Но это, так сказать, вид на Четвёртую политическую теорию справа (которую, напомним, ждал русский народ прямо от своих исторических истоков — ещё с X века после Р.Х.!). А слева её якобы создавали (да тоже так и не создали, а лишь «распознали элементы») евразийцы, которые, согласно Дугину, оценивали СССР почти так же, как Шмитт оценивал Третий рейх Гитлера, поскольку видели сквозь советскую пену глубинную ту же шмитовскую логику «большого пространства». «Евразийцы, по сути, были представителями Четвертой политической теории, как и немецкие консервативные революционеры. Но они распознали ее элементы не за фашизмом (Третья политическая теория), а за Второй политической теорией. Особенно подробно этот анализ дан у Устрялова. Идея построения социализма в одной стране применительно к России уже была обращением к “большому пространству” и легитимности “рейха”» [Дугин 2009: 211].
Ещё в одном месте он говорит, что неоевразийство — это «современное выражение Четвертой политической теории, переформулированной в условиях XXI в. русскими, в России, в интересах России и для процветания России как мировой державы» [Дугин 2009: 214].
Но всё равно получается, что «четвертая политическая теория» существует преимущественно либо как заявка, либо как совокупность несистематизированных и не связанных друг с другом набросков, которые возникали совершенно раздельно. Она — то, что скрывается одновременно у евразийцев и у немецких консервативных революционеров.
Скрывается… Ну хорошо, а где она сама, в чётко сформулированном виде, как именно теория?
Получается мистическая вневременная сущность, которая совершенно по-разному выражается у разных мыслителей, школ и направлений. Но ведь в любой теории её сторонники признают одни и те же авторитеты, одни и те же исходные положения, у них один и тот же концептуальный аппарат и теоретический язык. Где тут всё это?

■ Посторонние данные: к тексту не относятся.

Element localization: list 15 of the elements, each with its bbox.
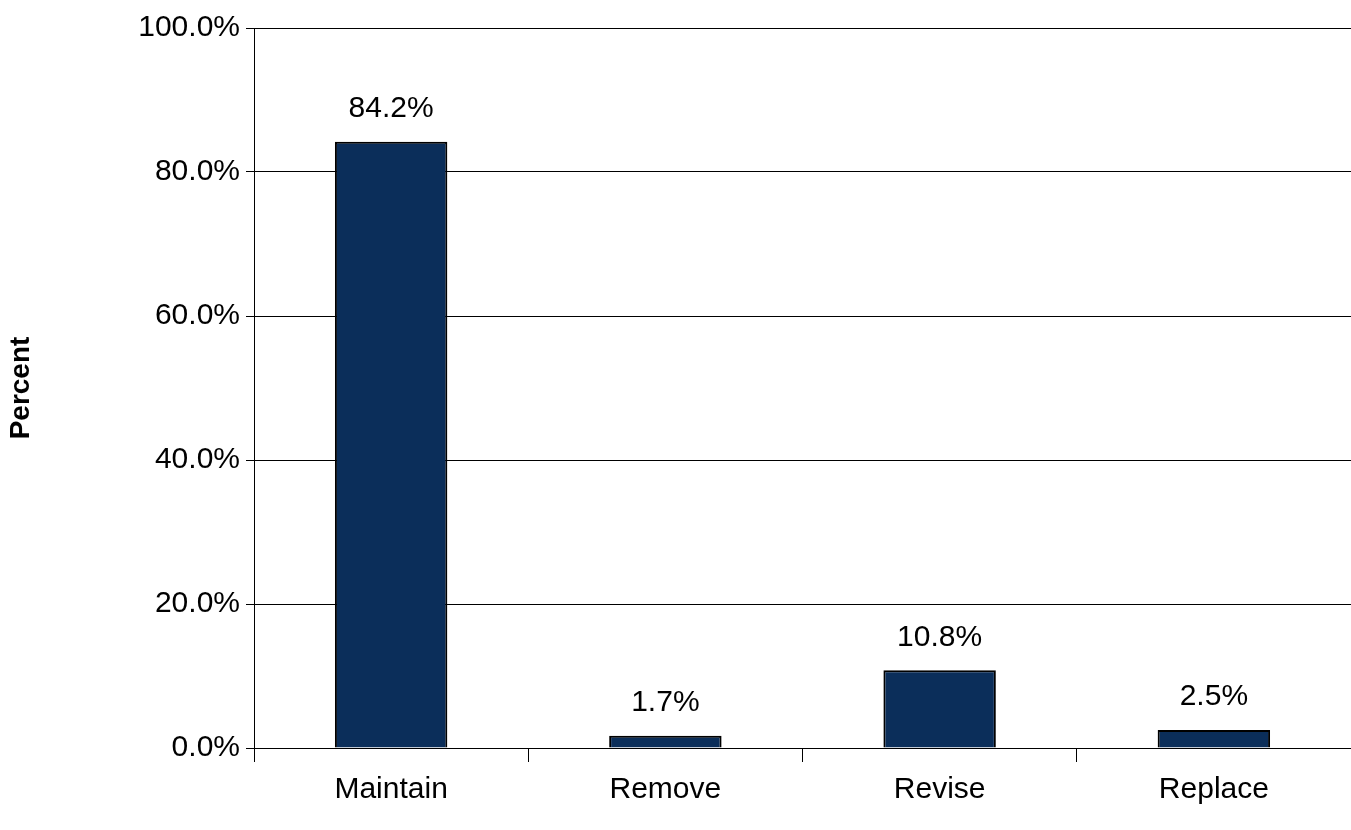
data-label: 1.7% <box>631 684 700 718</box>
x-tick-label: Revise <box>893 771 986 805</box>
data-label: 84.2% <box>348 90 434 124</box>
x-tick-label: Replace <box>1158 771 1269 805</box>
y-tick-label: 60.0% <box>154 297 240 331</box>
y-tick-label: 20.0% <box>154 585 240 619</box>
y-axis-title: Percent <box>3 336 35 440</box>
data-label: 2.5% <box>1179 678 1249 712</box>
x-tick-label: Remove <box>609 771 722 805</box>
data-label: 10.8% <box>897 618 983 652</box>
x-tick-label: Maintain <box>334 771 448 805</box>
y-tick-label: 100.0% <box>138 9 240 43</box>
y-tick-label: 80.0% <box>154 153 240 187</box>
y-tick-label: 0.0% <box>171 729 240 763</box>
y-tick-label: 40.0% <box>154 441 240 475</box>
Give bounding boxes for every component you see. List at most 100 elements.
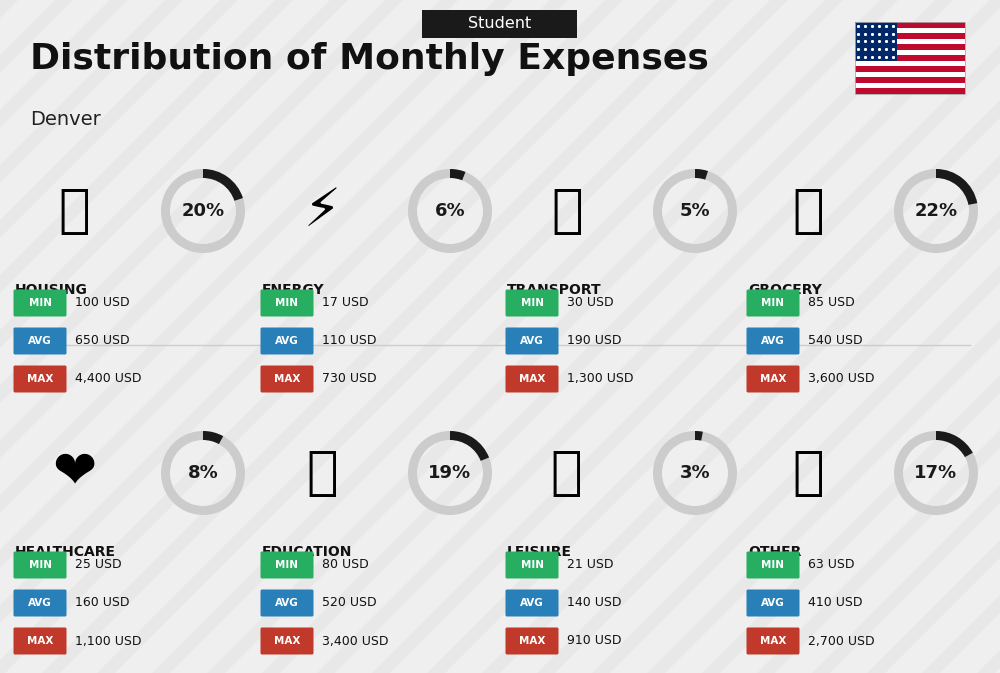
Text: 910 USD: 910 USD	[567, 635, 622, 647]
FancyBboxPatch shape	[747, 289, 800, 316]
Text: 3,400 USD: 3,400 USD	[322, 635, 388, 647]
Wedge shape	[203, 169, 243, 201]
Polygon shape	[0, 0, 678, 673]
Polygon shape	[592, 0, 1000, 673]
Polygon shape	[0, 0, 623, 673]
FancyBboxPatch shape	[506, 289, 559, 316]
FancyBboxPatch shape	[506, 590, 559, 616]
Polygon shape	[317, 0, 1000, 673]
Text: OTHER: OTHER	[748, 545, 801, 559]
FancyBboxPatch shape	[260, 328, 314, 355]
Polygon shape	[977, 0, 1000, 673]
Wedge shape	[161, 169, 245, 253]
Polygon shape	[757, 0, 1000, 673]
Text: MIN: MIN	[762, 298, 784, 308]
FancyBboxPatch shape	[747, 551, 800, 579]
Text: MAX: MAX	[274, 636, 300, 646]
Text: AVG: AVG	[28, 598, 52, 608]
Text: MIN: MIN	[520, 560, 544, 570]
Polygon shape	[262, 0, 953, 673]
Text: MAX: MAX	[760, 636, 786, 646]
Text: 140 USD: 140 USD	[567, 596, 622, 610]
Text: 19%: 19%	[428, 464, 472, 482]
Text: 110 USD: 110 USD	[322, 334, 376, 347]
FancyBboxPatch shape	[260, 289, 314, 316]
Text: 25 USD: 25 USD	[75, 559, 122, 571]
Text: MAX: MAX	[274, 374, 300, 384]
Text: AVG: AVG	[275, 336, 299, 346]
Bar	[855, 33, 965, 38]
Text: 730 USD: 730 USD	[322, 372, 377, 386]
Text: 21 USD: 21 USD	[567, 559, 614, 571]
Bar	[855, 83, 965, 88]
Text: LEISURE: LEISURE	[507, 545, 572, 559]
FancyBboxPatch shape	[260, 627, 314, 655]
Text: 20%: 20%	[181, 202, 225, 220]
Bar	[855, 55, 965, 61]
FancyBboxPatch shape	[506, 328, 559, 355]
FancyBboxPatch shape	[14, 328, 66, 355]
Polygon shape	[152, 0, 843, 673]
Wedge shape	[936, 169, 977, 205]
FancyBboxPatch shape	[14, 365, 66, 392]
Text: 80 USD: 80 USD	[322, 559, 369, 571]
FancyBboxPatch shape	[14, 551, 66, 579]
Polygon shape	[0, 0, 73, 673]
Text: AVG: AVG	[275, 598, 299, 608]
Polygon shape	[867, 0, 1000, 673]
Text: MAX: MAX	[760, 374, 786, 384]
Wedge shape	[695, 431, 703, 441]
Polygon shape	[0, 0, 238, 673]
Text: 3,600 USD: 3,600 USD	[808, 372, 874, 386]
Text: 6%: 6%	[435, 202, 465, 220]
Polygon shape	[0, 0, 128, 673]
Bar	[855, 22, 965, 94]
Polygon shape	[207, 0, 898, 673]
Text: 🏙️: 🏙️	[59, 185, 91, 237]
Text: AVG: AVG	[520, 336, 544, 346]
Polygon shape	[427, 0, 1000, 673]
Polygon shape	[0, 0, 513, 673]
Bar	[855, 22, 965, 28]
Polygon shape	[0, 0, 403, 673]
Text: 2,700 USD: 2,700 USD	[808, 635, 875, 647]
Text: 1,300 USD: 1,300 USD	[567, 372, 634, 386]
Text: AVG: AVG	[28, 336, 52, 346]
Bar	[855, 61, 965, 67]
Bar	[855, 77, 965, 83]
Text: 650 USD: 650 USD	[75, 334, 130, 347]
Bar	[855, 28, 965, 33]
Text: 1,100 USD: 1,100 USD	[75, 635, 142, 647]
Polygon shape	[922, 0, 1000, 673]
Wedge shape	[936, 431, 973, 457]
FancyBboxPatch shape	[14, 627, 66, 655]
Text: 190 USD: 190 USD	[567, 334, 622, 347]
FancyBboxPatch shape	[260, 551, 314, 579]
Text: MIN: MIN	[28, 560, 52, 570]
Text: 17%: 17%	[914, 464, 958, 482]
Polygon shape	[372, 0, 1000, 673]
Wedge shape	[161, 431, 245, 515]
Text: 5%: 5%	[680, 202, 710, 220]
Wedge shape	[653, 169, 737, 253]
Bar	[855, 38, 965, 44]
Text: MAX: MAX	[27, 636, 53, 646]
Bar	[855, 72, 965, 77]
Bar	[855, 67, 965, 72]
Wedge shape	[203, 431, 223, 444]
Text: 🎓: 🎓	[306, 447, 338, 499]
Text: MAX: MAX	[27, 374, 53, 384]
FancyBboxPatch shape	[260, 365, 314, 392]
Polygon shape	[0, 0, 458, 673]
FancyBboxPatch shape	[747, 365, 800, 392]
Wedge shape	[653, 431, 737, 515]
Text: Distribution of Monthly Expenses: Distribution of Monthly Expenses	[30, 42, 709, 76]
Polygon shape	[0, 0, 183, 673]
Wedge shape	[408, 169, 492, 253]
Wedge shape	[450, 431, 489, 461]
Text: 22%: 22%	[914, 202, 958, 220]
Text: MIN: MIN	[28, 298, 52, 308]
Text: MAX: MAX	[519, 636, 545, 646]
FancyBboxPatch shape	[747, 328, 800, 355]
Wedge shape	[408, 431, 492, 515]
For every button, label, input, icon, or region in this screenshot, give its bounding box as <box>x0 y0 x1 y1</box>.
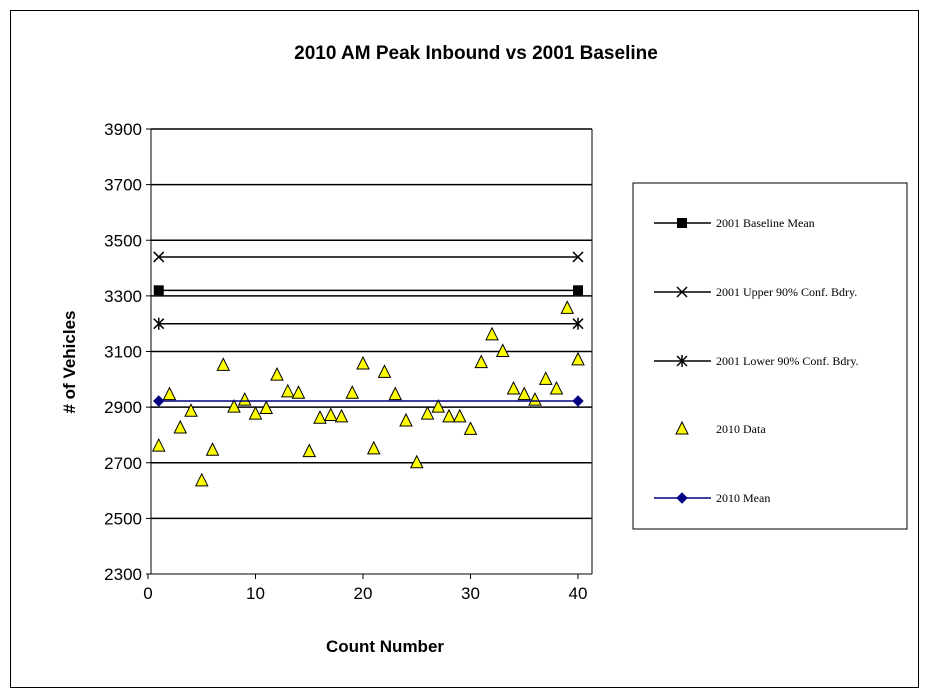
marker-star <box>572 317 584 330</box>
x-tick-label: 20 <box>354 584 373 603</box>
marker-triangle <box>173 419 188 434</box>
chart-area: 2010 AM Peak Inbound vs 2001 Baseline 23… <box>10 10 919 688</box>
x-tick-label: 0 <box>143 584 152 603</box>
marker-star <box>676 355 688 367</box>
marker-triangle <box>452 408 467 423</box>
marker-triangle <box>184 403 198 417</box>
legend-entry: 2010 Mean <box>654 491 770 505</box>
marker-square <box>677 218 687 228</box>
x-axis-title: Count Number <box>326 637 444 656</box>
y-tick-label: 2700 <box>104 454 142 473</box>
marker-triangle <box>442 408 456 423</box>
marker-triangle <box>485 326 499 341</box>
marker-triangle <box>420 405 435 420</box>
marker-triangle <box>377 364 392 378</box>
legend-label: 2010 Mean <box>716 491 770 505</box>
legend-entry: 2010 Data <box>675 420 766 436</box>
legend: 2001 Baseline Mean 2001 Upper 90% Conf. B… <box>632 182 908 530</box>
marker-triangle <box>506 380 521 395</box>
marker-square <box>573 285 583 296</box>
marker-triangle <box>356 355 370 370</box>
legend-entry: 2001 Lower 90% Conf. Bdry. <box>654 354 859 368</box>
series-layer <box>151 251 585 487</box>
marker-triangle <box>313 410 327 424</box>
y-tick-labels: 2300 2500 2700 2900 3100 3300 3500 3700 3900 <box>104 120 151 584</box>
marker-triangle <box>280 383 295 398</box>
marker-triangle <box>227 399 241 413</box>
y-tick-label: 3500 <box>104 231 142 250</box>
y-tick-label: 2500 <box>104 509 142 528</box>
y-tick-label: 2900 <box>104 398 142 417</box>
marker-triangle <box>538 371 553 385</box>
marker-triangle <box>162 386 177 401</box>
marker-triangle <box>151 437 166 452</box>
legend-label: 2010 Data <box>716 422 766 436</box>
y-tick-label: 3700 <box>104 176 142 195</box>
series-2010-data <box>151 300 585 487</box>
marker-triangle <box>291 385 306 399</box>
marker-triangle <box>571 351 585 366</box>
marker-x <box>676 286 688 298</box>
series-2001-baseline-mean <box>153 285 583 296</box>
marker-triangle <box>345 385 360 399</box>
marker-triangle <box>216 357 231 371</box>
y-tick-label: 3100 <box>104 343 142 362</box>
marker-triangle <box>366 440 381 455</box>
legend-label: 2001 Lower 90% Conf. Bdry. <box>716 354 859 368</box>
marker-triangle <box>675 420 689 435</box>
marker-triangle <box>474 354 489 369</box>
y-tick-label: 3300 <box>104 287 142 306</box>
x-tick-label: 30 <box>461 584 480 603</box>
marker-triangle <box>399 412 413 427</box>
marker-triangle <box>388 386 403 401</box>
marker-triangle <box>237 392 252 406</box>
marker-x <box>572 251 584 263</box>
marker-triangle <box>517 386 532 401</box>
marker-triangle <box>560 300 575 314</box>
y-axis-title: # of Vehicles <box>60 311 79 414</box>
marker-triangle <box>205 442 220 456</box>
x-tick-label: 40 <box>569 584 588 603</box>
series-2001-lower-90-conf-bdry- <box>153 317 584 330</box>
legend-label: 2001 Baseline Mean <box>716 216 815 230</box>
chart-title: 2010 AM Peak Inbound vs 2001 Baseline <box>294 43 658 64</box>
x-tick-labels: 0 10 20 30 40 <box>143 574 587 603</box>
marker-square <box>153 285 164 296</box>
legend-entry: 2001 Upper 90% Conf. Bdry. <box>654 285 857 299</box>
marker-triangle <box>409 454 424 469</box>
marker-diamond <box>572 395 584 407</box>
legend-label: 2001 Upper 90% Conf. Bdry. <box>716 285 857 299</box>
series-2010-mean <box>153 395 584 407</box>
x-tick-label: 10 <box>246 584 265 603</box>
y-tick-label: 3900 <box>104 120 142 139</box>
marker-diamond <box>676 492 688 504</box>
y-tick-label: 2300 <box>104 565 142 584</box>
marker-triangle <box>248 405 263 420</box>
chart-svg: 2010 AM Peak Inbound vs 2001 Baseline 23… <box>60 43 908 656</box>
marker-triangle <box>431 399 446 413</box>
legend-box <box>632 182 908 530</box>
marker-triangle <box>194 472 209 487</box>
series-2001-upper-90-conf-bdry- <box>153 251 584 263</box>
marker-diamond <box>153 395 165 407</box>
legend-entry: 2001 Baseline Mean <box>654 216 815 230</box>
marker-triangle <box>463 421 478 435</box>
marker-triangle <box>528 392 542 406</box>
marker-x <box>153 251 165 263</box>
marker-triangle <box>323 407 338 421</box>
marker-triangle <box>302 443 317 458</box>
marker-triangle <box>270 367 284 381</box>
marker-triangle <box>549 380 564 395</box>
marker-triangle <box>259 400 274 415</box>
gridlines <box>151 128 592 520</box>
marker-star <box>153 317 165 330</box>
marker-triangle <box>495 343 510 357</box>
marker-triangle <box>334 408 349 423</box>
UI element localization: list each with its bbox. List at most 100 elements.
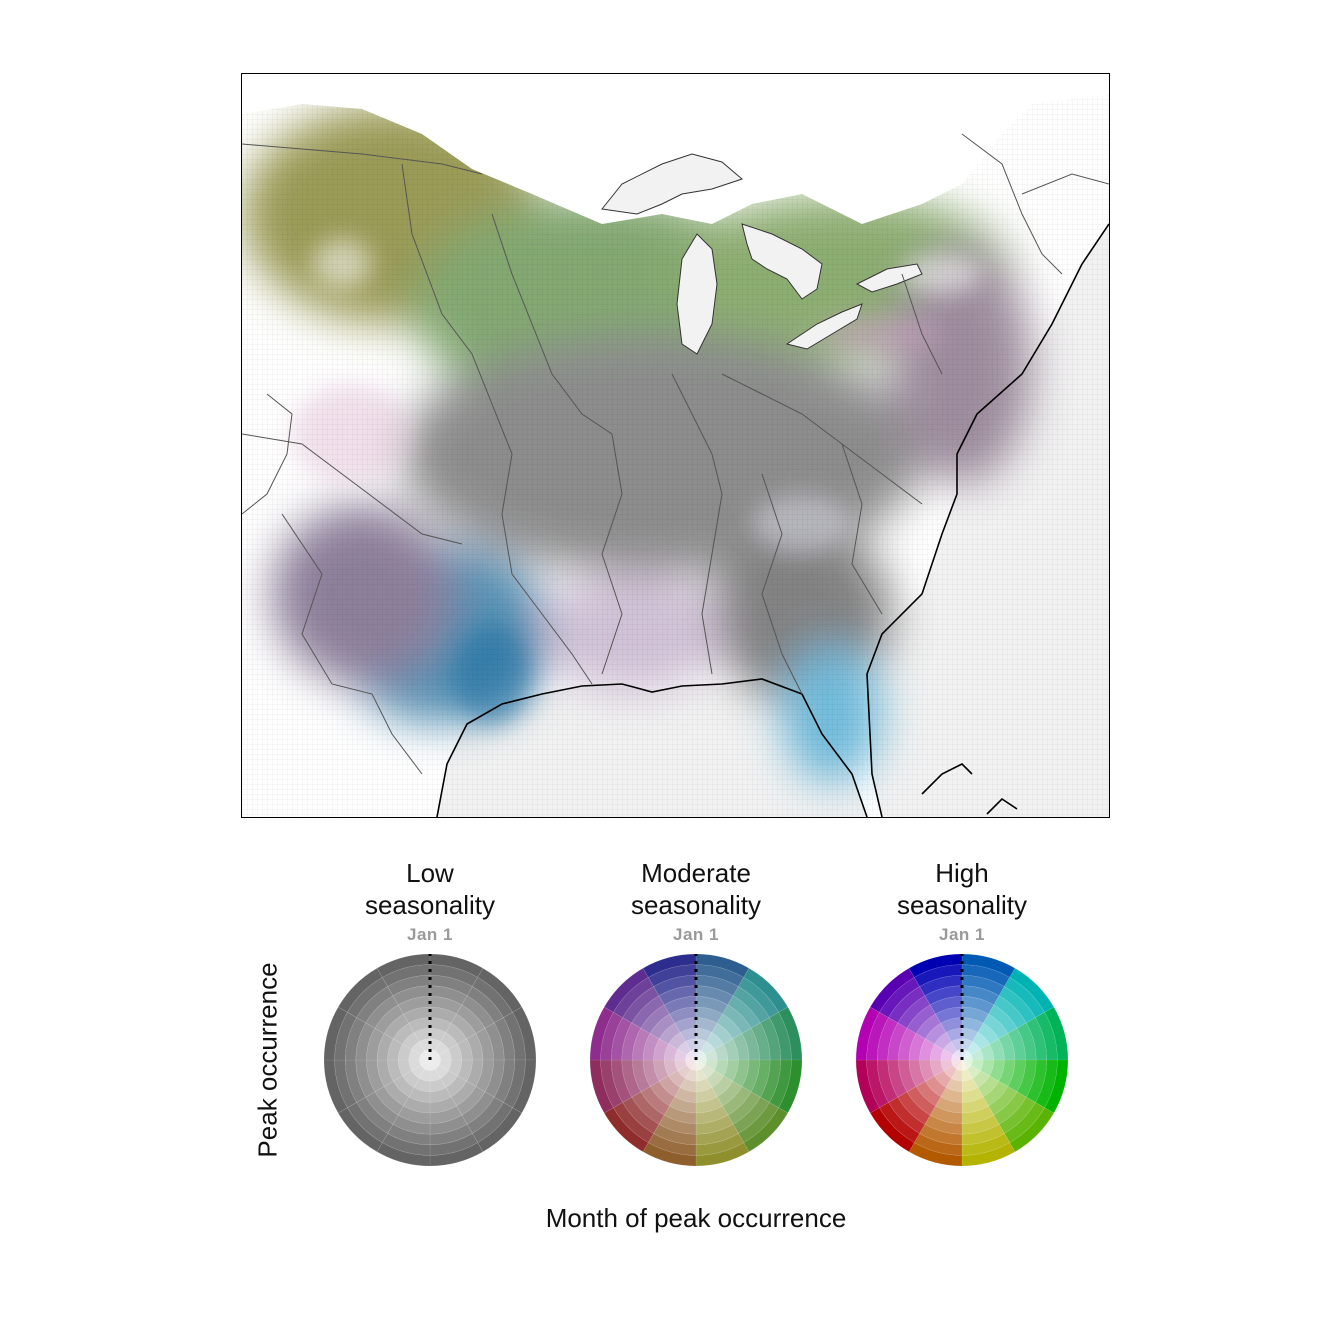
wheel-cell [961,1017,984,1033]
lake-erie [785,303,863,350]
wheel-cell [1035,1059,1058,1109]
wheel-cell [679,1077,697,1093]
wheel-cell [769,1059,792,1109]
wheel-cell [376,953,431,978]
wheel-cell [716,1013,743,1040]
jan-label-high: Jan 1 [939,925,985,944]
lake-ontario [855,263,923,293]
wheel-cell [381,1133,431,1156]
wheel-cell [445,1022,468,1045]
wheel-cell [402,1070,420,1088]
wheel-cell [376,1033,394,1061]
legend-title-low-line2: seasonality [364,890,496,920]
wheel-cell [337,1107,383,1153]
wheel-cell [866,1011,889,1061]
wheel-cell [950,1068,963,1082]
wheel-cell [445,1075,468,1098]
wheel-cell [668,1032,686,1050]
wheel-cell [869,967,915,1013]
wheel-cell [456,1004,486,1034]
wheel-cell [402,1032,420,1050]
wheel-cell [711,1075,734,1098]
wheel-cell [413,1077,431,1093]
lake-michigan [676,233,718,355]
wheel-cell [919,1038,935,1061]
map-canvas [242,94,1109,817]
wheel-cell [456,1086,486,1116]
wheel-cell [408,1048,422,1061]
legend-title-high-line2: seasonality [896,890,1028,920]
wheel-cell [908,1142,963,1167]
coastline [436,223,1109,817]
wheel-cell [945,1077,963,1093]
wheel-cell [374,1004,404,1034]
legend-title-high: High seasonality [852,857,1072,921]
wheel-cell [684,1068,697,1082]
wheel-cell [642,1142,697,1167]
wheel-cell [982,1080,1009,1107]
wheel-cell [695,1006,723,1024]
wheel-cell [988,1004,1018,1034]
jan-label-moderate: Jan 1 [673,925,719,944]
legend-title-moderate-line2: seasonality [630,890,762,920]
wheel-cell [674,1048,688,1061]
wheel-cell [977,1022,1000,1045]
wheel-cell [674,1017,697,1033]
wheel-cell [418,1068,431,1082]
wheel-cell [934,1070,952,1088]
legend-title-moderate-line1: Moderate [641,858,751,888]
wheel-cell [982,1013,1009,1040]
wheel-cell [337,967,383,1013]
wheel-cell [679,1027,697,1043]
great-lakes [601,153,923,355]
wheel-cell [716,1080,743,1107]
wheel-cell [722,1004,752,1034]
wheel-cell [387,1038,403,1061]
jan-label-low: Jan 1 [407,925,453,944]
wheel-cell [413,1027,431,1043]
wheel-cell [908,1033,926,1061]
wheel-cell [988,1086,1018,1116]
wheel-cell [450,1013,477,1040]
seasonality-wheel-moderate [589,953,803,1167]
wheel-cell [334,1011,357,1061]
wheel-cell [603,967,649,1013]
seasonality-wheel-low [323,953,537,1167]
wheel-cell [640,1086,670,1116]
wheel-cell [695,1017,718,1033]
wheel-cell [940,1048,954,1061]
wheel-cell [908,953,963,978]
lake-huron [741,223,823,300]
wheel-cell [603,1107,649,1153]
wheel-cell [934,1032,952,1050]
wheel-cell [503,1059,526,1109]
wheel-cell [878,1101,921,1144]
wheel-cell [668,1070,686,1088]
seasonality-wheel-high [855,953,1069,1167]
wheel-cell [408,1017,431,1033]
legend-title-low: Low seasonality [320,857,540,921]
wheel-cell [429,1006,457,1024]
wheel-cell [429,1017,452,1033]
wheel-cell [979,1059,995,1077]
wheel-cell [346,1101,389,1144]
wheel-cell [450,1080,477,1107]
lake-superior [601,153,743,215]
wheel-cell [945,1027,963,1043]
x-axis-label: Month of peak occurrence [545,1203,847,1233]
legend-title-high-line1: High [935,858,989,888]
legend-title-low-line1: Low [406,858,454,888]
legend-title-moderate: Moderate seasonality [586,857,806,921]
wheel-cell [642,953,697,978]
wheel-cell [653,1038,669,1061]
wheel-cell [642,1033,660,1061]
wheel-cell [612,1101,655,1144]
wheel-cell [940,1017,963,1033]
wheel-cell [711,1022,734,1045]
wheel-cell [713,1059,729,1077]
wheel-cell [977,1075,1000,1098]
wheel-cell [376,1142,431,1167]
wheel-cell [600,1011,623,1061]
wheel-cell [869,1107,915,1153]
map-panel [241,73,1110,818]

То есть, получается, что «четвёртая политическая теория» — это, скорее, громкое означающее (раскрученная медийно-политическая торговая марка), у которого почти нет реального означаемого.
Отсюда легко видеть всю нескромность и даже нелепость того, что общепризнанным идеологиям XX века, пусть предельно широким и внутри себя делящимся на разные направления, но всё же вполне определенным в своих исходных положениях и главных авторитетах, сопоставлять виртуальную сущность, да ещё провозглашать, что она идет им на смену.
Дугин на словах борется с постмодернизмом, представляет себя как сторонника традиционных ценностей, но это ведь настоящий постмодернизм, когда имя создаёт виртуальную сущность, а не присваивается сущности, уже существующей.
Продолжение следует
1 Некоторые изданные «Русской правдой» книги включены в российский Федеральный список экстремистских материалов, например, брошюра «Расовая гигиена и демографическая политика в национал-социалистической Германии», а также изданная в 2002 году «Майн Кампф» Гитлера.
2 Здесь и далее: [Дугин 2009]: Дугин А.Г. Четвёртая политическая теория. — СПб: Амфора, 2009. — 351 с; [Дугин 2011]: Дугин А.Г. Мартин Хайдеггер. Возможность русской философии. – М.: Академический проект, 2011. – 500 с.